47. The proposals in this report seek to strike the aforementioned balance and ensure that conflicts of interest are handled more effectively. It is not a question of treating the pharmaceutical family as though it were the black sheep, but to highlight systemic problems and to come up with solutions. Clearly, the pharmaceutical industry should foster greater awareness of its social responsibility to respect human rights with regard to the major public health issues and act with greater transparency. For, while it has a responsibility to its shareholders, it also has a moral obligation to provide the best possible assistance to patients, even if that means not going down the most profitable route.
48. Before concluding, I would like to return to an issue very close to my heart: clinical trials. At the beginning of my work on this report, I took a brief look at this question, but decided against dealing with it in detail. Not because it is less relevant, but simply because I believe it warrants a report to itself. Clinical trials lie at the very heart of the medicines approval process insofar as the health authorities responsible for deciding on the effectiveness and risks of the drug that has been tested – and granting, where appropriate, marketing authorisation – do so on the basis of the results of those trials, which are financed, conducted and analysed by the pharmaceutical industry itself.
49. In this context, the pharmaceutical industry is criticised for concealing and/or manipulating the results of clinical trials so as to systematically promote the drug that has been tested, and for failing to act transparently by refusing to publish details of their trials. The failure to publish negative results can have serious adverse health consequences, such as the prescribing of an ineffective or dangerous medicine, as well as financial consequences. 
			“Spilling the beans”, The Economist, 25 June 2015. While the new European Regulation on clinical trials (Regulation (EU) No. 536/2014) is likely to constitute a major step forward in terms of transparency – as it provides that a summary of results must be made publicly available in a European database within one year of the end of the clinical trial in all the member states concerned – the limitations on publication on the grounds of commercial confidentiality and intellectual property rights could significantly weaken the impact of the regulation. Furthermore, the EMA’s policy on access to clinical data has been criticised for its very broad definition of “commercial confidentiality”, which would limit access to these data, and which therefore runs counter to the spirit of the European regulation.

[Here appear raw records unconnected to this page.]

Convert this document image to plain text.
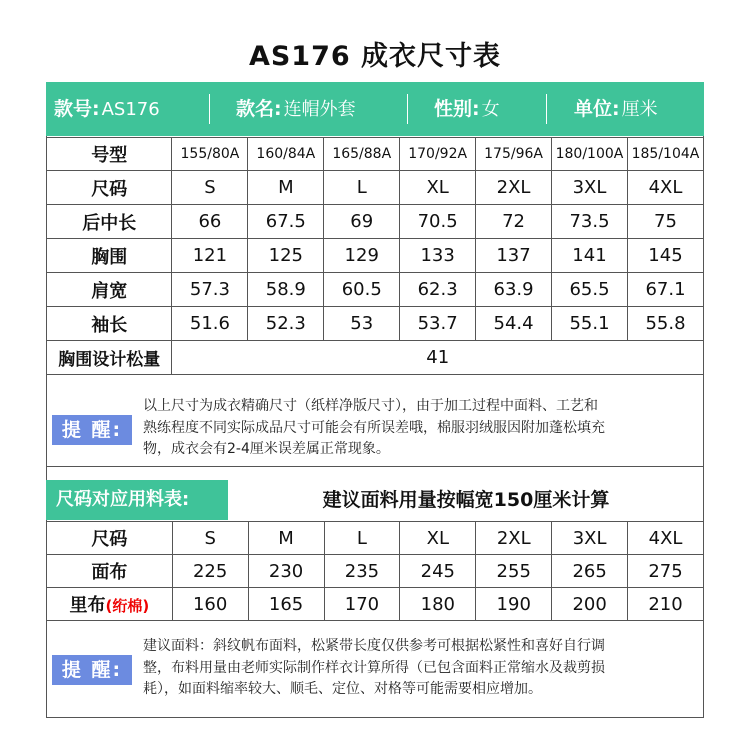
AS176 成衣尺寸表
款号: AS176	款名: 连帽外套	性别: 女	单位: 厘米
号型	155/80A	160/84A	165/88A	170/92A	175/96A	180/100A	185/104A
尺码	S	M	L	XL	2XL	3XL	4XL
后中长	66	67.5	69	70.5	72	73.5	75
胸围	121	125	129	133	137	141	145
肩宽	57.3	58.9	60.5	62.3	63.9	65.5	67.1
袖长	51.6	52.3	53	53.7	54.4	55.1	55.8
胸围设计松量	41						
提 醒:
以上尺寸为成衣精确尺寸（纸样净版尺寸），由于加工过程中面料、工艺和
熟练程度不同实际成品尺寸可能会有所误差哦，棉服羽绒服因附加蓬松填充
物，成衣会有2-4厘米误差属正常现象。
尺码对应用料表:	建议面料用量按幅宽150厘米计算
尺码	S	M	L	XL	2XL	3XL	4XL
面布	225	230	235	245	255	265	275
里布(绗棉)	160	165	170	180	190	200	210
提 醒:
建议面料：斜纹帆布面料，松紧带长度仅供参考可根据松紧性和喜好自行调
整，布料用量由老师实际制作样衣计算所得（已包含面料正常缩水及裁剪损
耗），如面料缩率较大、顺毛、定位、对格等可能需要相应增加。
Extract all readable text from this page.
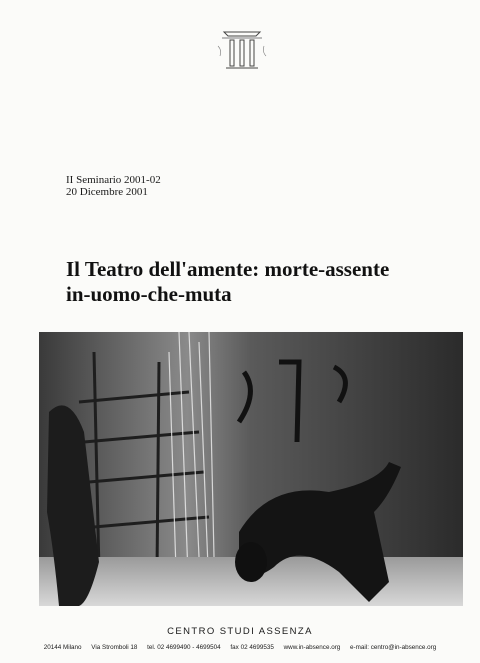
II Seminario 2001-02
20 Dicembre 2001
Il Teatro dell'amente: morte-assente
in-uomo-che-muta
CENTRO STUDI ASSENZA
20144 Milano Via Stromboli 18 tel. 02 4699490 - 4699504 fax 02 4699535 www.in-absence.org e-mail: centro@in-absence.org
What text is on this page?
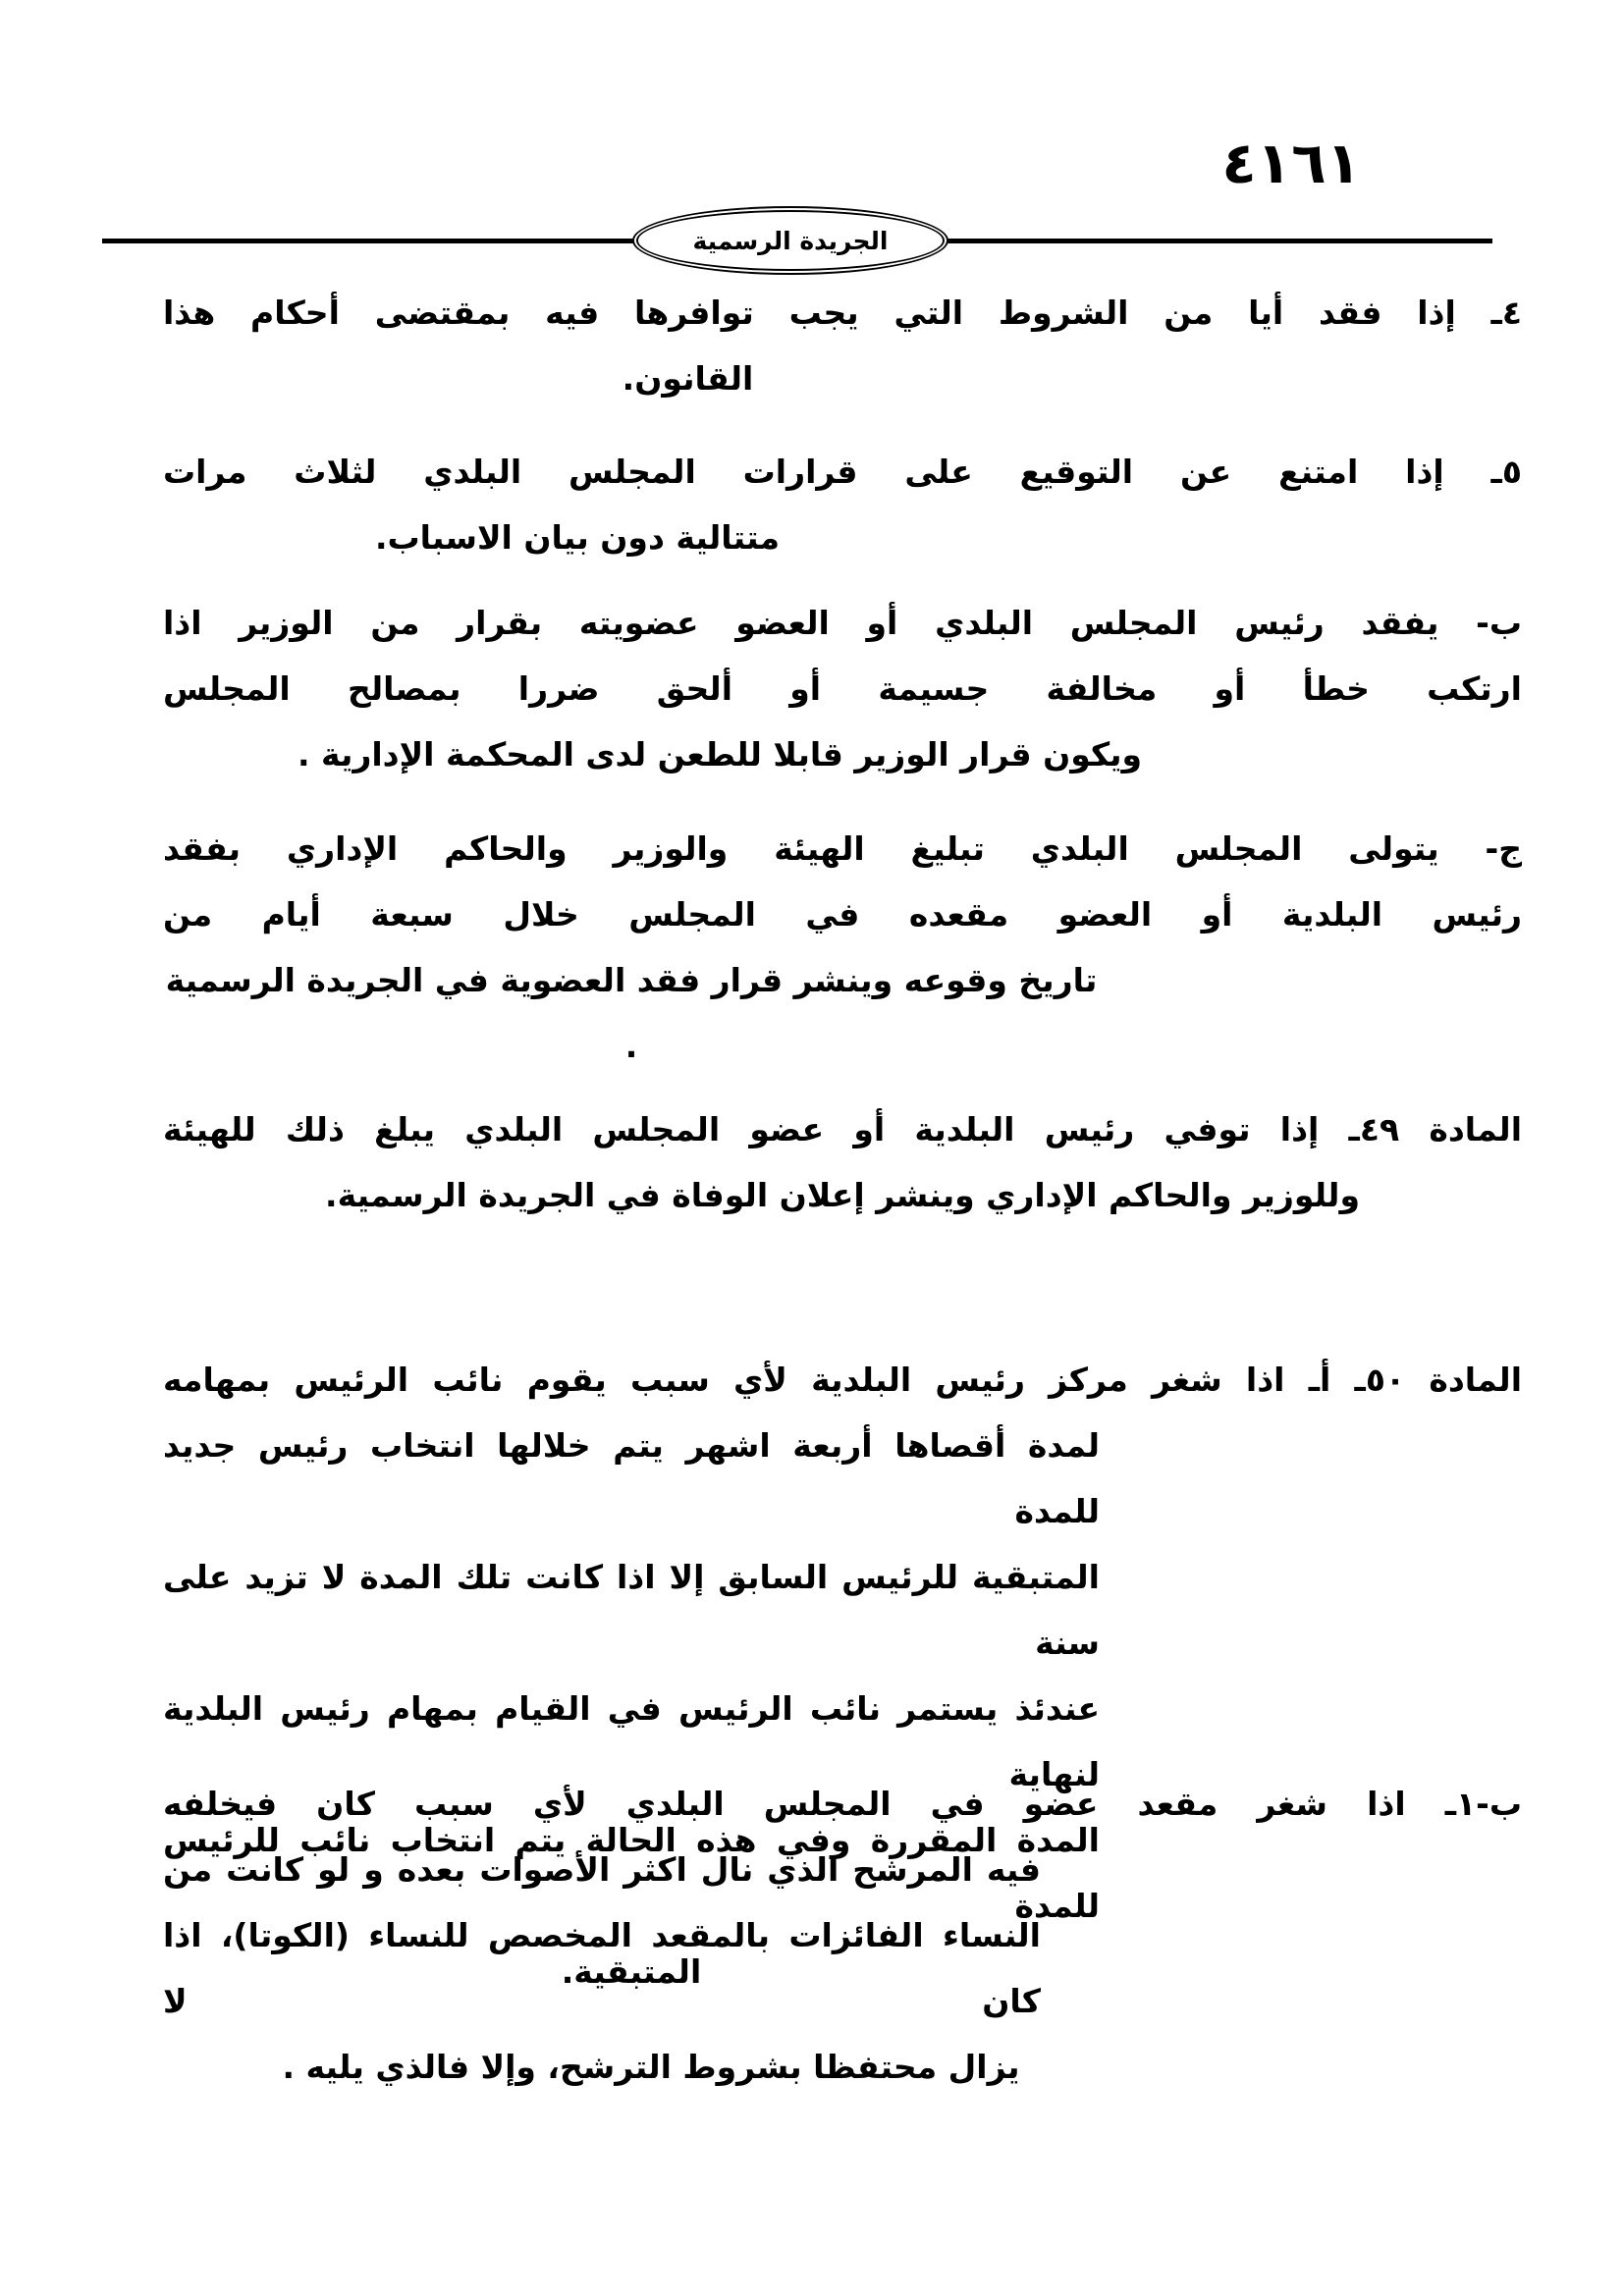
٤١٦١
الجريدة الرسمية
٤ـ إذا فقد أيا من الشروط التي يجب توافرها فيه بمقتضى أحكام هذا
القانون.
٥ـ إذا امتنع عن التوقيع على قرارات المجلس البلدي لثلاث مرات
متتالية دون بيان الاسباب.
ب- يفقد رئيس المجلس البلدي أو العضو عضويته بقرار من الوزير اذا
ارتكب خطأ أو مخالفة جسيمة أو ألحق ضررا بمصالح المجلس
ويكون قرار الوزير قابلا للطعن لدى المحكمة الإدارية .
ج- يتولى المجلس البلدي تبليغ الهيئة والوزير والحاكم الإداري بفقد
رئيس البلدية أو العضو مقعده في المجلس خلال سبعة أيام من
تاريخ وقوعه وينشر قرار فقد العضوية في الجريدة الرسمية .
المادة ٤٩ـ إذا توفي رئيس البلدية أو عضو المجلس البلدي يبلغ ذلك للهيئة
وللوزير والحاكم الإداري وينشر إعلان الوفاة في الجريدة الرسمية.
المادة ٥٠ـ أـ اذا شغر مركز رئيس البلدية لأي سبب يقوم نائب الرئيس بمهامه
لمدة أقصاها أربعة اشهر يتم خلالها انتخاب رئيس جديد للمدة
المتبقية للرئيس السابق إلا اذا كانت تلك المدة لا تزيد على سنة
عندئذ يستمر نائب الرئيس في القيام بمهام رئيس البلدية لنهاية
المدة المقررة وفي هذه الحالة يتم انتخاب نائب للرئيس للمدة
المتبقية.
ب-١ـ اذا شغر مقعد عضو في المجلس البلدي لأي سبب كان فيخلفه
فيه المرشح الذي نال اكثر الأصوات بعده و لو كانت من
النساء الفائزات بالمقعد المخصص للنساء (الكوتا)، اذا كان لا
يزال محتفظا بشروط الترشح، وإلا فالذي يليه .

50. Moreover, the way certain trials are conducted by pharmaceutical companies also gives rise to strong criticism concerning, amongst other things, failure to comply with ethical principles. 
			According to the NGO
Berne Declaration, the most frequent ethical violations include
the exploitation of the health and socio-economic vulnerability
of a population, the lack of free and informed consent, inadequate
or no financial compensation for damage and no access to treatment
at the end of the trial. In this regard, in my view, particular attention should be focused on the outsourcing of trials to the developing and emerging countries – some of which are members of the Council of Europe – insofar as there are significant shortcomings in terms of supervision and consequently the risks of breaches are high. I count on the members of the Parliamentary Assembly, and in particular the members of our committee, to keep a close watch on this issue.